Technical information
- Licensing authority: FCC
- Facility ID: 165999
- Class: C2
- ERP: 5,400 watts
- HAAT: 427 meters (1,401 ft)
- Transmitter coordinates: 44°34′13″N 108°49′9″W﻿ / ﻿44.57028°N 108.81917°W

Links
- Public license information: Public file; LMS;
- Website: myheartmountainradio.com/the-one

= KROW =

KROW (101.1 FM, "The One") is an American radio station licensed to serve Cody, Wyoming. The station, established in 2010, is owned and operated by Heart Mountain Broadcasting, LLC. KROW broadcasts a contemporary Christian music radio format.

==History==
In March 2006, White Park Broadcasting, Inc., applied to the Federal Communications Commission (FCC) for a construction permit for a new broadcast radio station. The FCC granted this permit on June 28, 2006, with a scheduled expiration date of June 28, 2009. The new station was assigned call sign "KWHO" on September 20, 2006.

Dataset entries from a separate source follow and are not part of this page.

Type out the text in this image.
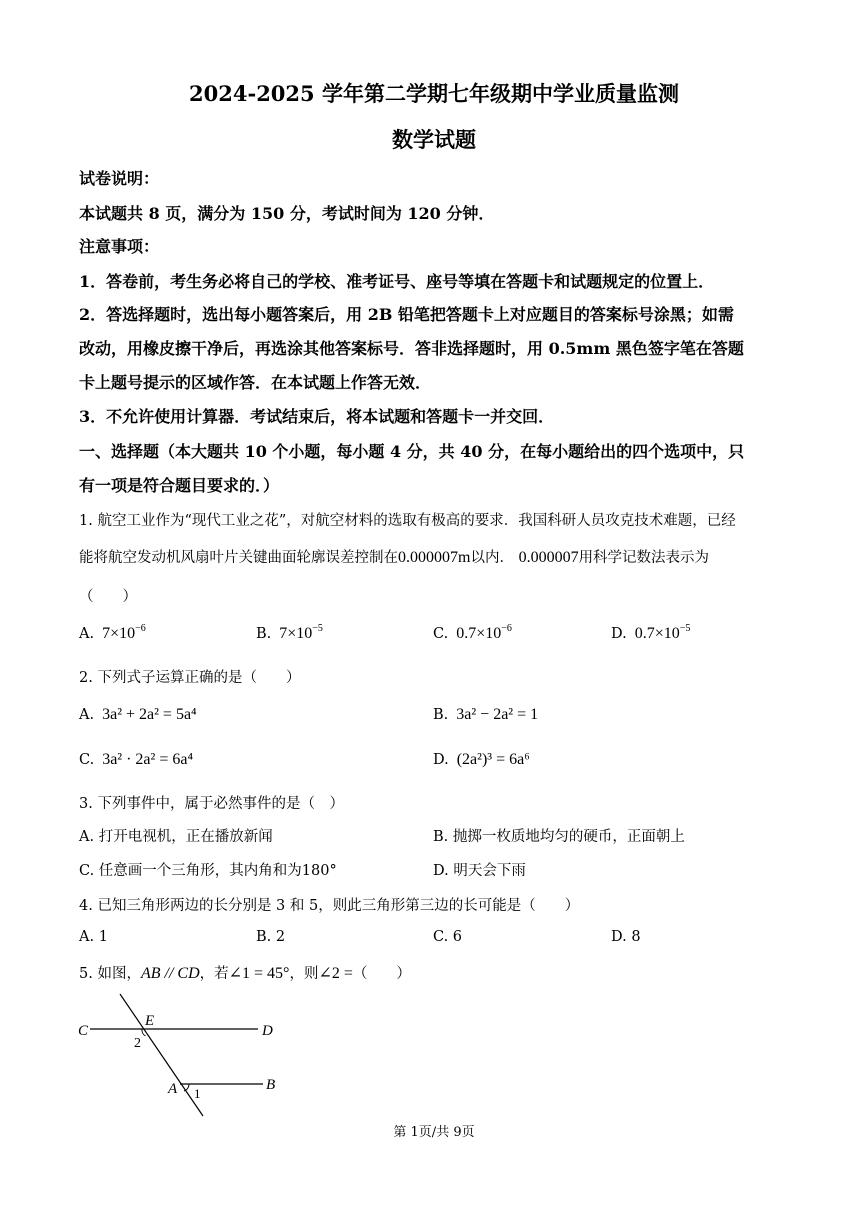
2024-2025 学年第二学期七年级期中学业质量监测
数学试题
试卷说明：
本试题共 8 页，满分为 150 分，考试时间为 120 分钟．
注意事项：
1．答卷前，考生务必将自己的学校、准考证号、座号等填在答题卡和试题规定的位置上．
2．答选择题时，选出每小题答案后，用 2B 铅笔把答题卡上对应题目的答案标号涂黑；如需
改动，用橡皮擦干净后，再选涂其他答案标号．答非选择题时，用 0.5mm 黑色签字笔在答题
卡上题号提示的区域作答．在本试题上作答无效．
3．不允许使用计算器．考试结束后，将本试题和答题卡一并交回．
一、选择题（本大题共 10 个小题，每小题 4 分，共 40 分，在每小题给出的四个选项中，只
有一项是符合题目要求的．）
1. 航空工业作为“现代工业之花”，对航空材料的选取有极高的要求．我国科研人员攻克技术难题，已经
能将航空发动机风扇叶片关键曲面轮廓误差控制在0.000007m以内． 0.000007用科学记数法表示为
（　　）
A. $7\times 10^{-6}$	B. $7\times 10^{-5}$	C. $0.7\times 10^{-6}$	D. $0.7\times 10^{-5}$
2. 下列式子运算正确的是（　　）
A. 3a² + 2a² = 5a⁴	B. 3a² − 2a² = 1
C. 3a² · 2a² = 6a⁴	D. (2a²)³ = 6a⁶
3. 下列事件中，属于必然事件的是（　）
A. 打开电视机，正在播放新闻	B. 抛掷一枚质地均匀的硬币，正面朝上
C. 任意画一个三角形，其内角和为180°	D. 明天会下雨
4. 已知三角形两边的长分别是 3 和 5，则此三角形第三边的长可能是（　　）
A. 1	B. 2	C. 6	D. 8
5. 如图，AB // CD，若∠1 = 45°，则∠2 =（　　）
C
E
D
2
A 1
B
第 1页/共 9页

The station's call sign was changed to "KROW" on January 28, 2010. These call letters were swapped with the sister station now known as "KWHO" (107.1 FM) in Lovell, Wyoming.

After overcoming filed objections and construction and testing were completed, the station was granted its broadcast license by the FCC on August 17, 2011.

In May 2024 KROW changed their format from active rock to contemporary Christian, branded as "101.1 The One".

===Call letters===
The call letters KROW were previously assigned to AM stations in Oakland, California (960 - White's Radio Log), Reno Nevada, Modesto, California and Dallas, Oregon.